0

I have a text file with the following contents in it: Ã(195) Ü(220) Â(195) ë(235) Ó(211) Ã(195) »(187) §(167) Ã(195) û(251) Ã(195) Ü(220) Â(194) ë(235) Ã(195) û(251) ³(179) Æ(198) Ã(195) û(251) ³(179) Æ(198). For simplicity, along with the text I have added the Unicode values that I got from http://www.fileformat.info/. Going by the Unicode Character set, this file seems to comply with this line A character from JIS-X-0208 (code set 1) is represented by two bytes, both in the range 0xA1 – 0xFE. mentioned in https://en.wikipedia.org/wiki/Extended_Unix_Code#EUC-JP and my rendering engine seems to display Japanese characters. However, this actually is a Chinese Text File containing 密码用户名密码名称名称 which gets recognized as GB2312 encoded file by Notepad++. Are there some more restrictions for determining if a file is JIS-X-0208(EUC-JP) encoded, since it seems to comply with what Wiki says?
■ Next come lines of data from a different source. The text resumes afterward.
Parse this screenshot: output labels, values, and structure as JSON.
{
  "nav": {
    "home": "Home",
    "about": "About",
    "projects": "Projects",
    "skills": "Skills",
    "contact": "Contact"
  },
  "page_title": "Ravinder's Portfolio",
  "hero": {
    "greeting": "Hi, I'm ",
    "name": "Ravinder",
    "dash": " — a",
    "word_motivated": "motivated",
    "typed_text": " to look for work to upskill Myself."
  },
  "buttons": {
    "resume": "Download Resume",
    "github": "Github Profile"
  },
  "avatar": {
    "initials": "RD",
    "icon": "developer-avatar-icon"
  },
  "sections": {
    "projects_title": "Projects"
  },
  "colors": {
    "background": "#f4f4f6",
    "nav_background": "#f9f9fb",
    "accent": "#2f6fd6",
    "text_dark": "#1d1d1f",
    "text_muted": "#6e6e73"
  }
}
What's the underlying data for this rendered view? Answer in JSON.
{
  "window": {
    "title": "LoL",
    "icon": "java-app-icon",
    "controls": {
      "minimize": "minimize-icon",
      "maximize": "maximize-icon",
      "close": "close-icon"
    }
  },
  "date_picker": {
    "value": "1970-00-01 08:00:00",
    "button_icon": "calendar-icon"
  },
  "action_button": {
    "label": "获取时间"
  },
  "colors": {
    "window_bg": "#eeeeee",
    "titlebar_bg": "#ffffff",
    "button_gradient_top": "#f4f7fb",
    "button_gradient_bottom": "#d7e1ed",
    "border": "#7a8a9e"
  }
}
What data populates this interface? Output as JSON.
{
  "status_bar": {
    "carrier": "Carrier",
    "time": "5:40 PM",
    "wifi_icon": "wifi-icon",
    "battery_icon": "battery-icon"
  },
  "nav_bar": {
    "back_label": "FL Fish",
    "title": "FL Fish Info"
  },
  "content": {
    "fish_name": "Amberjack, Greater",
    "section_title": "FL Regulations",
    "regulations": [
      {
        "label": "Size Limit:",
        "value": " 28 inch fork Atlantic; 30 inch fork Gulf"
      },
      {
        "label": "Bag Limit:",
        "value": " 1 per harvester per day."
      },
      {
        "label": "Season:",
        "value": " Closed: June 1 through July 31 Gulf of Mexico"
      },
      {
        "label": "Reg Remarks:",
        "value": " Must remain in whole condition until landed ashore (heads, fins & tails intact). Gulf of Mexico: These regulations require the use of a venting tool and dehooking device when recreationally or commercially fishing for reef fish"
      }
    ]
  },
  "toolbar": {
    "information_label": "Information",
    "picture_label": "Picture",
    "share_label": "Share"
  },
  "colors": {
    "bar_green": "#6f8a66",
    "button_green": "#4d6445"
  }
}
However, my rendering engine seems to recognize this file as both EUC-JP and Chinese,but since EUC-JP comes higher in the order, we think it is Japanese and Japanese Characters are displayed.

learn_develop
  • 1,735
  • 4
  • 15
  • 33
  • The pointer to Unicode especially next to the Latin-1 rendering of the bytes in the file is incredibly confused, and/or confusing. There is no Unicode here, other than in the very abstract sense. – tripleee Oct 06 '15 at 09:45
  • 1
    Tangentially, see also http://unicodebook.readthedocs.org/en/latest/guess_encoding.html – tripleee Oct 07 '15 at 07:32

2 Answers2

2

Are there some more restrictions for determining if a file is JIS-X-0208(EUC-JP) encoded

A little, in that the lead bytes 0xF5–0xF8 and 0xFD–0xFE are unassigned, and there are also some other unassigned characters sprinkled at the end of blocks throughout.

That doesn't help you here, though, as the byte sequence C3DCC2EBD3C3BBA7C3FBC3DCC2EBC3FBB3C6C3FBB3C6 is equally valid in GB (密码用户名密码名称名称) and EUC-JP (畜鷹喘薩兆畜鷹兆各兆各).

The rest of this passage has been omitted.